Se lo dije a Lucy una noche de insomnio en pleno invierno, cuando los copos de nieve revoloteaban tras el cristal y ella se levantó de madrugada para ir a por un vaso de agua. Nuestras habitaciones estaban la una enfrente de la otra, así que el contraste resultaba evidente: su colcha era rosa, la mía morada; ella aún conservaba peluches de la infancia y yo los había relegado todos al desván; ella tenía láminas de tonos pasteles enmarcadas en las paredes y las mías estaban llenas de postales fotográficas de Vivian Maier o papelitos con palabras sueltas que me obsesionaban.
—Lucy, no entiendo la vida.
—¿Qué quieres decir?
—Está sobrevalorada.
Dejó el vaso en mi mesilla de noche y le hice un hueco en la cama. Tenía las manos frías. Apenas distinguía su silueta en la oscuridad, pero podía visualizar su cabello rubio desparramado por la almohada, la piel pálida, las ojeras y el rostro hinchado por la medicación, en contraste con las piernas flacas como las de un flamenco.
—Quizá el problema sea que intentes «entender» la vida. No es un rompecabezas, Grace. Créeme, le he dado muchas vueltas. He pensado a menudo en ella como si fuese un juego, pero es un asco porque no hay manual de instrucciones ni táctica que valga y tan solo consiste en lanzar un dado y ver qué números salen.

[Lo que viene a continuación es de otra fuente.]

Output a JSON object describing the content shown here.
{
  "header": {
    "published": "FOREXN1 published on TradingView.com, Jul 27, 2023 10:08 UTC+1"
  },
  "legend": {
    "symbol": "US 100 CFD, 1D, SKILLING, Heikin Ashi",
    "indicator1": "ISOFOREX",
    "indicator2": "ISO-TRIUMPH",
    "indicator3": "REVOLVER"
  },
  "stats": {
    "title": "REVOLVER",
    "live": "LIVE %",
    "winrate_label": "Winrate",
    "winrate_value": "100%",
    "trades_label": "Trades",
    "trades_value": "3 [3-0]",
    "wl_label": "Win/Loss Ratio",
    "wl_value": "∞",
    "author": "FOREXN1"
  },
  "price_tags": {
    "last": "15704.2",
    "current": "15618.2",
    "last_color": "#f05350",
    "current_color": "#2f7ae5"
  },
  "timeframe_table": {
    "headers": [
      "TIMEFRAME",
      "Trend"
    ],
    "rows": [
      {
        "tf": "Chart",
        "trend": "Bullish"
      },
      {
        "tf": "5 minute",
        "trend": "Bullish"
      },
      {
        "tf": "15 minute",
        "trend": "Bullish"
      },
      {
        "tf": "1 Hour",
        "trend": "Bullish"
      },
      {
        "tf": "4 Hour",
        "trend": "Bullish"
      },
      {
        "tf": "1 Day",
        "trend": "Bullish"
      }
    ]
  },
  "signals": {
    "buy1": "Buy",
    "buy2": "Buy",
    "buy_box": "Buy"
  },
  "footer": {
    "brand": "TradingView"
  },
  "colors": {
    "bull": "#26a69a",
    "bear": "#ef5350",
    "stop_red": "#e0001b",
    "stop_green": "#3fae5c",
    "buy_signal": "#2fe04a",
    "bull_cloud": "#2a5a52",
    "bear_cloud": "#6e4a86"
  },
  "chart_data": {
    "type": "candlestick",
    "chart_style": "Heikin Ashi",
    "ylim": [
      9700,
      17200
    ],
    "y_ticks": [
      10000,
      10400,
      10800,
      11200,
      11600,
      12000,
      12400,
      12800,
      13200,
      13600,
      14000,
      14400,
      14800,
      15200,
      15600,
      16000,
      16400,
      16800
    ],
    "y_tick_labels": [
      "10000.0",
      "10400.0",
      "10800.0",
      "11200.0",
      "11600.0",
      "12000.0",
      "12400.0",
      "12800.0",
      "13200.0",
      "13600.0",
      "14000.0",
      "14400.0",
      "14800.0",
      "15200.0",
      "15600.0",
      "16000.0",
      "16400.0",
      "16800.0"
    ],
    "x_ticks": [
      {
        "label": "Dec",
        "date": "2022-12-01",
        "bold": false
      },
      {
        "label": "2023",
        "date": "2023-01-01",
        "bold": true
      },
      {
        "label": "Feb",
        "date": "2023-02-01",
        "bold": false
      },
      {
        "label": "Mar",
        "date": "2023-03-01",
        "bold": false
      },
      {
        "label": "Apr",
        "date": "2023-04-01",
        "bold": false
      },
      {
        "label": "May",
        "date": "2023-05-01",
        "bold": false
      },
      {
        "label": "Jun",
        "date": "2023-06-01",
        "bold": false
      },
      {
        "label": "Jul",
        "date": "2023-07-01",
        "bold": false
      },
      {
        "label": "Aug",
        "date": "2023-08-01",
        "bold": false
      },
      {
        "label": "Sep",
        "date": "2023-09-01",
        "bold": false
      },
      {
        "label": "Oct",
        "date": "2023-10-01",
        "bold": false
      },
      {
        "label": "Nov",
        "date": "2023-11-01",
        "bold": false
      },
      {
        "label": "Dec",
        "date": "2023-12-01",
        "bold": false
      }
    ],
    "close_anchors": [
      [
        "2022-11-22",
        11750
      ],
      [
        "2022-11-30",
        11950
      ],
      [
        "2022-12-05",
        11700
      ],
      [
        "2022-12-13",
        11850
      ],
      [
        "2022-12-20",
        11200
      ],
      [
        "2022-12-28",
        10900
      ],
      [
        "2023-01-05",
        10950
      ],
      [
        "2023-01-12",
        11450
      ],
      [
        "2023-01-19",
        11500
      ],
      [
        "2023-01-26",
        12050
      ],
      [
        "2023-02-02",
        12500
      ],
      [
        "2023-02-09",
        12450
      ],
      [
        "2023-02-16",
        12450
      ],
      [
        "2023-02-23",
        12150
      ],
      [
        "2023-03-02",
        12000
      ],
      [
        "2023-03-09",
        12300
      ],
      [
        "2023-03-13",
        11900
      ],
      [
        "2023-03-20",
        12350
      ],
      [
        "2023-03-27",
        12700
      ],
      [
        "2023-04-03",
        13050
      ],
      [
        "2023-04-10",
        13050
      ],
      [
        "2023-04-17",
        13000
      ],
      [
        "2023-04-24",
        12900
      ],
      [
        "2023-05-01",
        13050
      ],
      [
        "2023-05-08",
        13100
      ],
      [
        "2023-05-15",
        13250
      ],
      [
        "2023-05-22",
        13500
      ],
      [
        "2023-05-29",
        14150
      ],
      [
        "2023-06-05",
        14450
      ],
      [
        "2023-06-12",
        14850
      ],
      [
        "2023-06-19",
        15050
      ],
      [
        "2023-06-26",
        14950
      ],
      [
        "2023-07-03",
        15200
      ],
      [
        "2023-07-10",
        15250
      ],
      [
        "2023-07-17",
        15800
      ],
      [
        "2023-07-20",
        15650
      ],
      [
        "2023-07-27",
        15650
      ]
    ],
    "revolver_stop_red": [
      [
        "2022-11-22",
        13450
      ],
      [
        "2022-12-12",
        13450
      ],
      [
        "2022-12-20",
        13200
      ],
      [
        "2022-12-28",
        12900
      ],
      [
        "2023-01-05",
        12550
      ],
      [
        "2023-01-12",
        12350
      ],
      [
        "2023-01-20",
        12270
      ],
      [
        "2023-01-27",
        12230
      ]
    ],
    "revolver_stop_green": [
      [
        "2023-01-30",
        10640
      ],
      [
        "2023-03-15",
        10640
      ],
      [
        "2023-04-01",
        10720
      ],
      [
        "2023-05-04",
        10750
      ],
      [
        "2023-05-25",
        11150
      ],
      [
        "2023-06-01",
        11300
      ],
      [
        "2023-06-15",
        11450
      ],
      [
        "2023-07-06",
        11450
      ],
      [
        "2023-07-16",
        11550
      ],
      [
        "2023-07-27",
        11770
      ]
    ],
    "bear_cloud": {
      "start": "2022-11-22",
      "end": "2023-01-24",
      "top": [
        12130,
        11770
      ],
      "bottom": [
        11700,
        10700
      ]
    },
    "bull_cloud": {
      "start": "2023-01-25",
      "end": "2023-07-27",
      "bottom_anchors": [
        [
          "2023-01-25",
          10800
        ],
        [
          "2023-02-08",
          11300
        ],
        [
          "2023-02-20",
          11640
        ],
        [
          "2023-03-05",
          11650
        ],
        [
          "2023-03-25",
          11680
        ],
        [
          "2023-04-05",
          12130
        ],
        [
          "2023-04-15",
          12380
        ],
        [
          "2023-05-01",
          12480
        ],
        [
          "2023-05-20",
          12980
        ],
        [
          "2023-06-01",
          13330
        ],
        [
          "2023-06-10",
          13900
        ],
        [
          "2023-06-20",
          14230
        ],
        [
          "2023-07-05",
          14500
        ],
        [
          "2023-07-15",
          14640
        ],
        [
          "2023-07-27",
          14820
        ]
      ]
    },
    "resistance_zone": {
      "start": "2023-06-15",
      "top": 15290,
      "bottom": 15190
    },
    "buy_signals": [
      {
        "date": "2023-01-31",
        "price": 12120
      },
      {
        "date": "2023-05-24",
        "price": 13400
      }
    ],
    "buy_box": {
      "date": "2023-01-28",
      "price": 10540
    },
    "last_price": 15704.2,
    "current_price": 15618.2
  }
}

No había nada que a Lucy le gustase más que los juegos de mesa. Tiene su explicación: el hospital era su segunda casa, así que para entretenerse pasaba el rato con una baraja de cartas o el último juego que le hubiesen regalado. En mi familia todos somos expertos contrincantes, pero ella nunca tuvo rival.
«Tengo muy buena memoria y demasiado tiempo para pensar», solía decir cuando le preguntaba cómo era posible que adivinase todos y cada uno de mis movimientos cuando nos enfrentábamos delante de cualquier tablero. En lugar de responder, me limitaba a volver a repartir las fichas.
Separar a Lucy de su enfermedad era como coger varios pegotes de pintura al óleo, mezclarlos y luego intentar restaurar los colores. Las dos formaban una enredadera, con sus flores y sus espinas: en ocasiones la primavera ganaba la batalla y Lucy resplandecía durante una temporada, pero el invierno regresaba tarde o temprano.